Tim May wrote:
>There are bidding protocols where N parties make a firm bid for some 
>service. I think the commercial instantiation of this is ubid.com, by 
>the way. Usually these bids are for real products, with delivery to 
>the N winning bidders.

>Economics is about the allocation of scarce resources. Voluntary 
>payments usually dont do well, for the usual game-theoretic and 
>human psychology reasons:

> "I was planning to send in my $5 contribution...maybe next week."

Do you mean this objection to apply to ubid.com also ? ubid.com enforces payment. 
Actually so does loudvoices.com. Money is transfered to an escro like account upfront. 
If enought people sign up for a thing - it is disbursed otherwise it is returned to 
all users accounts.

> "Why pay anything for something that is free?"

The idea is that IF you know up front that 100,000 people want something to happen, 
there are no free-riders (digging up some economics). Everyone pays or it dosent 
happen. 


> "You expect me to bid $1 so that a band will deliver an MP3 in six 
>months?
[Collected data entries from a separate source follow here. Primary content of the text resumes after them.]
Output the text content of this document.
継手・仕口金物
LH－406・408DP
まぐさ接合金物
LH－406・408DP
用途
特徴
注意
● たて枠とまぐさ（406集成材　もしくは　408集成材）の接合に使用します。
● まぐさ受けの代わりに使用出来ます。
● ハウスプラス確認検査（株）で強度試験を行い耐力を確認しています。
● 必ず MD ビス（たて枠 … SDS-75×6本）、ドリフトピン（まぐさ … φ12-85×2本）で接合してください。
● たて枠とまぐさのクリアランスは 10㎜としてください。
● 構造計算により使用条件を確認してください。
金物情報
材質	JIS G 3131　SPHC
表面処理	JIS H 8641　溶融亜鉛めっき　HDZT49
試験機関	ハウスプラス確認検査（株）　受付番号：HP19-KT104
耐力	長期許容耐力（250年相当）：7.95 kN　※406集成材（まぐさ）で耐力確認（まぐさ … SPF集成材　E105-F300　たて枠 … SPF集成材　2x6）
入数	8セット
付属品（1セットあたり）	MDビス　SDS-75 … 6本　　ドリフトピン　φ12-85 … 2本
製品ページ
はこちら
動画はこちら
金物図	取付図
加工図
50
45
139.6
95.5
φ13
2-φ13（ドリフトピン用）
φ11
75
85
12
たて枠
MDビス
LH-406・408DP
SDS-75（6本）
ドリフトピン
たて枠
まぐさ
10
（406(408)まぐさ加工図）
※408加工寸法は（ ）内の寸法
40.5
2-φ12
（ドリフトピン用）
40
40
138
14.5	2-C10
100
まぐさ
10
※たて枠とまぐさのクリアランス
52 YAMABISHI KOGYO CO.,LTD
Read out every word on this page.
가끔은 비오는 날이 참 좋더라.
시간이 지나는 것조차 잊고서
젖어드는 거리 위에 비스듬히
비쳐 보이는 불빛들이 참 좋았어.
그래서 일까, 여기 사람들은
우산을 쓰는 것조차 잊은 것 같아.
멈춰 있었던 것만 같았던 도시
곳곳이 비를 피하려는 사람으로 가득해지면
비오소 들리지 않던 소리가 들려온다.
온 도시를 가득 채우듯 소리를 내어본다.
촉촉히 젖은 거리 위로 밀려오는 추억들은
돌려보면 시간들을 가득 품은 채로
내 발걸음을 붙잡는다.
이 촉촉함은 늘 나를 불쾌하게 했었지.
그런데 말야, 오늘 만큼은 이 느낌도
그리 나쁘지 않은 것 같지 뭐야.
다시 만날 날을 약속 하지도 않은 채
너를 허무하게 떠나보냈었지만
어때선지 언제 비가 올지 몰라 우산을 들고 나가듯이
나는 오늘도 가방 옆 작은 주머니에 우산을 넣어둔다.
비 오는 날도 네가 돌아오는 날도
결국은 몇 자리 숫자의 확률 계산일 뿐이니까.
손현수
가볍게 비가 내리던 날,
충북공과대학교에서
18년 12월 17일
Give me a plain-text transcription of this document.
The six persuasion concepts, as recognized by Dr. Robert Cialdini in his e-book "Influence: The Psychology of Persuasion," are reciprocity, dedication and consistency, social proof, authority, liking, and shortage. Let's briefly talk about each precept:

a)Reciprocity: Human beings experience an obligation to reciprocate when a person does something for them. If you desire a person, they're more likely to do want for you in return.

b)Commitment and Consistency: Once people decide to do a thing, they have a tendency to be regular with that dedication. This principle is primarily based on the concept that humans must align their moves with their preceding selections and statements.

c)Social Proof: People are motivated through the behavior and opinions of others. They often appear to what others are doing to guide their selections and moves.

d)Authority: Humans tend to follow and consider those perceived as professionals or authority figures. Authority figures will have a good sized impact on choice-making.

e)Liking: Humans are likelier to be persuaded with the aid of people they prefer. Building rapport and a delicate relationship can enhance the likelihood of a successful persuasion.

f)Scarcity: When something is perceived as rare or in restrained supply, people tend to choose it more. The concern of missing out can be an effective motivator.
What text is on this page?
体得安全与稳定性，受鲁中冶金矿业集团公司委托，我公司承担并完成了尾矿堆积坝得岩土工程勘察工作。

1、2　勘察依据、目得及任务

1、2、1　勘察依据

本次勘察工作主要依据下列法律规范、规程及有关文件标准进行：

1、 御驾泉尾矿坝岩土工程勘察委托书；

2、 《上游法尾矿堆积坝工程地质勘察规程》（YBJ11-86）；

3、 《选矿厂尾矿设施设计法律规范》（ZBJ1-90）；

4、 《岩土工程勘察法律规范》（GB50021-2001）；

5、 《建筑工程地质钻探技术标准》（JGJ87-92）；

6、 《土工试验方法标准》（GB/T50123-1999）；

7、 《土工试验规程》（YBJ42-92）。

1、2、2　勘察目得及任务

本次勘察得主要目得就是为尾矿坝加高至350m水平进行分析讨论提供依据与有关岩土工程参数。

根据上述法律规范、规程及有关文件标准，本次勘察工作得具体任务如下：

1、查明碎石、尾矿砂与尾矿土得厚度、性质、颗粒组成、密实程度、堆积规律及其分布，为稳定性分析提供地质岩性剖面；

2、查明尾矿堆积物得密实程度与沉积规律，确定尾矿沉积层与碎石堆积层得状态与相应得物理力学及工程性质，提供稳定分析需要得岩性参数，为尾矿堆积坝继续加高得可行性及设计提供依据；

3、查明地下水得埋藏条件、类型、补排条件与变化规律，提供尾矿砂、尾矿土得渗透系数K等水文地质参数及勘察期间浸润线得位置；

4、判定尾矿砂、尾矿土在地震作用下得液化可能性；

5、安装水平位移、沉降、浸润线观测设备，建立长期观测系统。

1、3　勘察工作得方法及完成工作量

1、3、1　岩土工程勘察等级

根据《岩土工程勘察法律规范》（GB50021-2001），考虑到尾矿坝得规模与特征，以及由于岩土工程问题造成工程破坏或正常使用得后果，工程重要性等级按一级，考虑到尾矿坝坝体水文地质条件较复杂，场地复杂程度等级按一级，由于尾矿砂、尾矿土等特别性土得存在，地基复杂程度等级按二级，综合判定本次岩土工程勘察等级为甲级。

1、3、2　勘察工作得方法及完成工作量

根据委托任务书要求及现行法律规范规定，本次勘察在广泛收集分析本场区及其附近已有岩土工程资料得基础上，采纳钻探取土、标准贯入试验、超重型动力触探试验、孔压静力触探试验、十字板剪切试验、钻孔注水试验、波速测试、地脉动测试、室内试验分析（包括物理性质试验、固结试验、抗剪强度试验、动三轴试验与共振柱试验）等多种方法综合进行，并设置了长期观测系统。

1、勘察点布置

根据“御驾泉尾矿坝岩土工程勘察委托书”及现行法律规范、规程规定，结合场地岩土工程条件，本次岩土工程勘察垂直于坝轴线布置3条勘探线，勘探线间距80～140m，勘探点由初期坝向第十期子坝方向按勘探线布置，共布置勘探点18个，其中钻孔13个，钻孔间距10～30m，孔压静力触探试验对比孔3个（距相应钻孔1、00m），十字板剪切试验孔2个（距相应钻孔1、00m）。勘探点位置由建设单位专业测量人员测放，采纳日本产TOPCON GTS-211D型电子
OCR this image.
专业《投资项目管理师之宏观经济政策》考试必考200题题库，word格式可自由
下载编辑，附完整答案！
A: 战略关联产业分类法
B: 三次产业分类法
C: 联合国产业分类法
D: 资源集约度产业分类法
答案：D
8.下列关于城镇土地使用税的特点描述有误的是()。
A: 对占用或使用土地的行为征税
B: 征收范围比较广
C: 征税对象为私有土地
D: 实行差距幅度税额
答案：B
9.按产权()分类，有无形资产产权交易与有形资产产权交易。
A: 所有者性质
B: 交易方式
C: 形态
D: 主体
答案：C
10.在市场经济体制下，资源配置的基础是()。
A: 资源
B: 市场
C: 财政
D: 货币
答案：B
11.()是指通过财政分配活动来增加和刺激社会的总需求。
Get outta here." (Lack of robust dcash and escrow services, 
>unenforceability of contracts...)

What if a band releases low quality stuff on radio / mp3. Then after some time says to 
fans - if 100,000 pay $1 then we will release it high quality.

> amount of money put upfront is trivial  (in the MP3 example cited 
>above, collecting $100K, even if unlikely, is also a trivial amount 
>for a major band to think about...barely pays for studio time, etc., 
>etc.).

Yeah for now. What if napster / freenet do seriously change things. Metallica at least 
seems to think it is a possibility. What if they cant stop it. How will they get paid. 
This is better than nothing. 

> "I like buying my music anonymously...I heard that Metallica plans 
>to get the records of all those who offered money to Siliconica and 
>sue them."  (Absent robust dcash many schemes fall apart.)

I dont understand this - they are trying to stop another band from receiving funds 
this way? Or you mean trying to stop giving funds to a napster like entity?

>(And certainly no one is going to fall for this logic: "A young 
>student in Finland is asking for donations for an alternate operating 
>system he plans to develop. If enough people send him $1 hell 
>deliver something he plans to call "Linux" in a few years.")

How about with decss. Having a Decss defense fund for all those being attacked. People 
seem to at least be interested. If 100,000 people commit $10 would you be willing to 
be one of them? This way you dont feel like you are one of the few people who gave.

>Economics is about the allocation of scarce resources. Resources may 
>be kept scarce by metering them suitably. Crypo allows some secrets 
>to be kept secret and/or metered properly. Crypto also makes some 
>secrets widely available, untraceably.

Do you think watermarking can work ? Maybe if they had controlled hardware like that 
proposed crypto thing inside intel chips it could be done.